Stories of hidden wealth and properties listed to dummies undermine claims that Robredo personified transparency.
It is also alleged that Jesse Robredo’s reign as mayor was almost like a functional dictatorship without the overt acts of tyranny, with him possessing full control of all political organs in the city. Dissent was allegedly meted out with exclusion and even persecution, and in the case of the unexplained disappearance of Emilio Aguinaldo, it may have even led to a political execution. If true, these would undermine any claim to accountability.
What could further undermine accountability are the reports, if true, of his inaction on the proliferation of illegal gambling, and his alleged tacit tolerance of the vices of his political allies, which, according to the report, could have even included drug use and trade.
It is claimed by #NagaLeaks that Jesse Robredo hand-picked his political lieutenants, from barangay captains to members of the City Council. He allegedly exacted loyalty. This clique mentality, if indeed true, could effectively prevent meaningful participation. Political participation could not just rest on voters giving him resounding electoral victories, where his ticket claimed victory after victory brought about by a city mesmerized by the public transcript of his political brand. Meaningful political participation also entails a process that truly accords dissenters their voice, that they are taken seriously, and that they are protected.
Allegations made in #NagaLeaks require further substantiation, and it has to be done since the claims are serious.
It is indeed easy for a Robredo partisan to dismiss the claims made in #NagaLeaks as mere political slander. It is convenient to accuse it as a craven attempt to besmirch the reputation of a dead icon in order to smear his widow who happens to be the Vice President of the Republic and a prominent member of the political opposition.
In the end, what will validate the allegations are the people of Naga themselves.
And already, people are coming out to validate the stories.
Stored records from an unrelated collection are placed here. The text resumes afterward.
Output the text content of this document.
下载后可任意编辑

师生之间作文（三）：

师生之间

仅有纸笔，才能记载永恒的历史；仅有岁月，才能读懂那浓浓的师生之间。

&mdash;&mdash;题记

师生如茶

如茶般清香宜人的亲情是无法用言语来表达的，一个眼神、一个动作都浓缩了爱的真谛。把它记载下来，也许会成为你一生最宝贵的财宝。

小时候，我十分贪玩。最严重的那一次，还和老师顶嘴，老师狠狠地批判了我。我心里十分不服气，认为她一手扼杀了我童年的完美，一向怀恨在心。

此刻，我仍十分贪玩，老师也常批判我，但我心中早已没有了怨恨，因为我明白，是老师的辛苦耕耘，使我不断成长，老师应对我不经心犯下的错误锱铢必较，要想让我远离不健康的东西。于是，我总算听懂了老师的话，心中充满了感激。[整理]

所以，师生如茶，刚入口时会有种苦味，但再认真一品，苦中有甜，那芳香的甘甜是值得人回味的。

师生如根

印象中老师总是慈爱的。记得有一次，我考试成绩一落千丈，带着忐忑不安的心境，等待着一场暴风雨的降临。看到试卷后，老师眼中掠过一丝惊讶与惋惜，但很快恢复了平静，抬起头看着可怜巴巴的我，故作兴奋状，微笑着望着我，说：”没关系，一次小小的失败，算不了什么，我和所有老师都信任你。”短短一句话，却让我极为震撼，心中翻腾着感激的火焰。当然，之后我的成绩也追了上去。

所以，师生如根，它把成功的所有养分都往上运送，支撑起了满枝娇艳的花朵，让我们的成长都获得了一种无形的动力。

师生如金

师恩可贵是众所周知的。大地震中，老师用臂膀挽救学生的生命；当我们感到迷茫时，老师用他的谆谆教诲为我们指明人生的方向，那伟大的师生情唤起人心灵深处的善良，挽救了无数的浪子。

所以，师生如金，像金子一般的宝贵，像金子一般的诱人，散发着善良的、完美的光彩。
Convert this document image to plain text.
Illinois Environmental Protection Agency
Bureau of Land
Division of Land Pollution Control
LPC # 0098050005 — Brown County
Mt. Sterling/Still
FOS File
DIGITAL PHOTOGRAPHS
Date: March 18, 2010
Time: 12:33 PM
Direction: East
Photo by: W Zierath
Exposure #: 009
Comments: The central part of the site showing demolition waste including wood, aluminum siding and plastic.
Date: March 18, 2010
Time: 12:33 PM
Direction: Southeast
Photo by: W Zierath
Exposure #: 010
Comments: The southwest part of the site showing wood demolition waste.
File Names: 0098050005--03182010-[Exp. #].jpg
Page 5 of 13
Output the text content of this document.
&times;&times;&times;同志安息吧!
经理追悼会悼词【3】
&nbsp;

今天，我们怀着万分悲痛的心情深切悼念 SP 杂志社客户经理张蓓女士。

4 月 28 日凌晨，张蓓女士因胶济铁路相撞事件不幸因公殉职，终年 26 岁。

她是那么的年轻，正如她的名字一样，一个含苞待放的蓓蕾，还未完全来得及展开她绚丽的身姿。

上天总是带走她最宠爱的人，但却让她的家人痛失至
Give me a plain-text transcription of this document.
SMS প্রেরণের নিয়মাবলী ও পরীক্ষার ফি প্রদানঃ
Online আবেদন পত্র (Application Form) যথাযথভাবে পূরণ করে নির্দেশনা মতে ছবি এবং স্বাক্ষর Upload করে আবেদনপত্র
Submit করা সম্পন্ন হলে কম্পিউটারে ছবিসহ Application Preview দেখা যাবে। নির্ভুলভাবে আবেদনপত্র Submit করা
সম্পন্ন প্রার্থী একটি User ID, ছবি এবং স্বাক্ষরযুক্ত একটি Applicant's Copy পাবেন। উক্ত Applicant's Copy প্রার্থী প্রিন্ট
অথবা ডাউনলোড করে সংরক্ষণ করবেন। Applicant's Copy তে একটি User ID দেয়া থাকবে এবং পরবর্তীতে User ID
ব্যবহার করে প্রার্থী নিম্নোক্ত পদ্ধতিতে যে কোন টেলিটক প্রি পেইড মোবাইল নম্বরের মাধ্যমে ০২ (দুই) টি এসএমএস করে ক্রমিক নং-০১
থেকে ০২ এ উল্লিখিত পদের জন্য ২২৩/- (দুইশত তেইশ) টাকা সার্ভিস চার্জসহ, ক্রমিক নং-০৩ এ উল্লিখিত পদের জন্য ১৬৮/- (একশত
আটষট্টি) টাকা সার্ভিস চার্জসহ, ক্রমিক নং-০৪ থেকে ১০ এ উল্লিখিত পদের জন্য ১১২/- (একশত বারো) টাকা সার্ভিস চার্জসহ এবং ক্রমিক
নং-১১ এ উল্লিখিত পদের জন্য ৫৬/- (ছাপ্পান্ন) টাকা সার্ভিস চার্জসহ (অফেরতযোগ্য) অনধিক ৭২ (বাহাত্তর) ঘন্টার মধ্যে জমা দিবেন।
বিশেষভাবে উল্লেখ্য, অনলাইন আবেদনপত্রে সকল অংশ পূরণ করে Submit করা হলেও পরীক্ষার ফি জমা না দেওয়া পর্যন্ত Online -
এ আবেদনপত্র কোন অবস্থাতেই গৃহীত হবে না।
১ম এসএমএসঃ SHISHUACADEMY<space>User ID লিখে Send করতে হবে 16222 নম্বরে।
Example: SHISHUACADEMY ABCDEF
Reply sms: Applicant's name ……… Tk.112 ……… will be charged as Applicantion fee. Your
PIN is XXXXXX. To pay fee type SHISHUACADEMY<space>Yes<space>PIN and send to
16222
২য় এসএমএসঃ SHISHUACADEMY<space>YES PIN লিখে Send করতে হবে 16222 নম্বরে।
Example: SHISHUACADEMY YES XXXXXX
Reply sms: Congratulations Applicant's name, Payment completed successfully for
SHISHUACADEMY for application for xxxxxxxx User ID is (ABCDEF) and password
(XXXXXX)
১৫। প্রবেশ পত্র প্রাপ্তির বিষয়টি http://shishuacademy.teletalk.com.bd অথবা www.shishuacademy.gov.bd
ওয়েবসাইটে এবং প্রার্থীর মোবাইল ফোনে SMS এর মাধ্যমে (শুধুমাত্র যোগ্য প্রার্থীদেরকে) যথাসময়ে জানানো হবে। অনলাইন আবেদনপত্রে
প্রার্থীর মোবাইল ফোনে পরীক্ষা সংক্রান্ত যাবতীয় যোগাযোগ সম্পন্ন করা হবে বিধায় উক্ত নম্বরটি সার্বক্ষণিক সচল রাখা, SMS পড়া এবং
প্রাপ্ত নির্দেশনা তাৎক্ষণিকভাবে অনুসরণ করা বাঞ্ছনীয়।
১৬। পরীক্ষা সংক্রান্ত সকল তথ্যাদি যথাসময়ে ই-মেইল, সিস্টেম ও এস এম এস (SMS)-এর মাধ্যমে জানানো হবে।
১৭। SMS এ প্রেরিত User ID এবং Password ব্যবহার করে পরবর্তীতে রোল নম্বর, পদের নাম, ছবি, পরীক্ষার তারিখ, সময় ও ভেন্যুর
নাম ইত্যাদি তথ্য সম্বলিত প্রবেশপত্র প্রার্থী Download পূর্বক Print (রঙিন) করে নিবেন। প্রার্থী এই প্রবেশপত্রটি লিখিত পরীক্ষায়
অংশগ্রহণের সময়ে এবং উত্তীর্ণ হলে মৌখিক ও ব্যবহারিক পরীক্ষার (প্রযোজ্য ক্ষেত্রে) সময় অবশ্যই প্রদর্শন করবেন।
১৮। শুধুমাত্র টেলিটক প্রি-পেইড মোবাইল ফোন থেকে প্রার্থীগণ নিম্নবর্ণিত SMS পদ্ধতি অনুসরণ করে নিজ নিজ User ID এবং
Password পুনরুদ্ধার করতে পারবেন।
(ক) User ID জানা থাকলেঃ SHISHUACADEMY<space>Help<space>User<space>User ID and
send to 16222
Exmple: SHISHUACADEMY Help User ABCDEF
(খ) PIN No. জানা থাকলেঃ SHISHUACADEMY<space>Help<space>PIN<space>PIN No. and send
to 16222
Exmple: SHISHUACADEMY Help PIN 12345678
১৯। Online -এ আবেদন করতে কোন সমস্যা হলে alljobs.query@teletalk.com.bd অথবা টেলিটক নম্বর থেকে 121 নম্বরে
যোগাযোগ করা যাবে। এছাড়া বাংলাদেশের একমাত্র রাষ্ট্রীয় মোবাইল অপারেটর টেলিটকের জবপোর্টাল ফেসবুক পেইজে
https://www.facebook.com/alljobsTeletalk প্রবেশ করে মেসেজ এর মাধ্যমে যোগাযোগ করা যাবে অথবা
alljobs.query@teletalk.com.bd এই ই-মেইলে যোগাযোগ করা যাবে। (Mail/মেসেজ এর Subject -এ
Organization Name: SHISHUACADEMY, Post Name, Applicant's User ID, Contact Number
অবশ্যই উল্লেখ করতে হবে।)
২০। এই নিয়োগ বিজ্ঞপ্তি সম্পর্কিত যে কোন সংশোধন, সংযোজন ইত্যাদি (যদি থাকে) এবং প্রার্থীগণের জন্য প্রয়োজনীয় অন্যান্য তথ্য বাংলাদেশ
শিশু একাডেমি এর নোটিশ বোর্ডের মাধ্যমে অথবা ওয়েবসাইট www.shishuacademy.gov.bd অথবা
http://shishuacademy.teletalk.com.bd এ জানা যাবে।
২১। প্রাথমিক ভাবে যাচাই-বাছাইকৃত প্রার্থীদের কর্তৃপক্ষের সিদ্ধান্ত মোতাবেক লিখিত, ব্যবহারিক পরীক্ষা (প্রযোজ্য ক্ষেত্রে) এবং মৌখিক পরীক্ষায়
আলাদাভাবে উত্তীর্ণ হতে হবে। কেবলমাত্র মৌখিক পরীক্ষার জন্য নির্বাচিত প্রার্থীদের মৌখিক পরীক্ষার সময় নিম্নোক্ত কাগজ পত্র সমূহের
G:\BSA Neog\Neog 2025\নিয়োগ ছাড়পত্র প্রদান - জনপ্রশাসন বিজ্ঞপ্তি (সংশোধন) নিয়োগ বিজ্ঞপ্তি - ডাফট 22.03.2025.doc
All over Naga City, people are talking, in cafes, in dinner tables, in sari-sari stores, in wakes.
Young people ask the old to tell them the truth. Older people grapple with the pain of being told of things which they knew about all along but just kept to themselves, perhaps due to fear, partly due to hesitation to blurt out an inconvenient truth and slander a popular brand.
But now they are talking, not only in whispers or hushed voices, but openly. Justice has finally come for Emilio Aguinaldo. That is what they say.
These are signs that monuments built on lies are beginning to fall. The foundations of a myth have been undermined.
It is therefore understandable that those who held Jesse Robredo up so high are now disoriented, and irrationally angry. If the allegations made by the writers of #NagaLeaks are true, then indeed they have been deceived.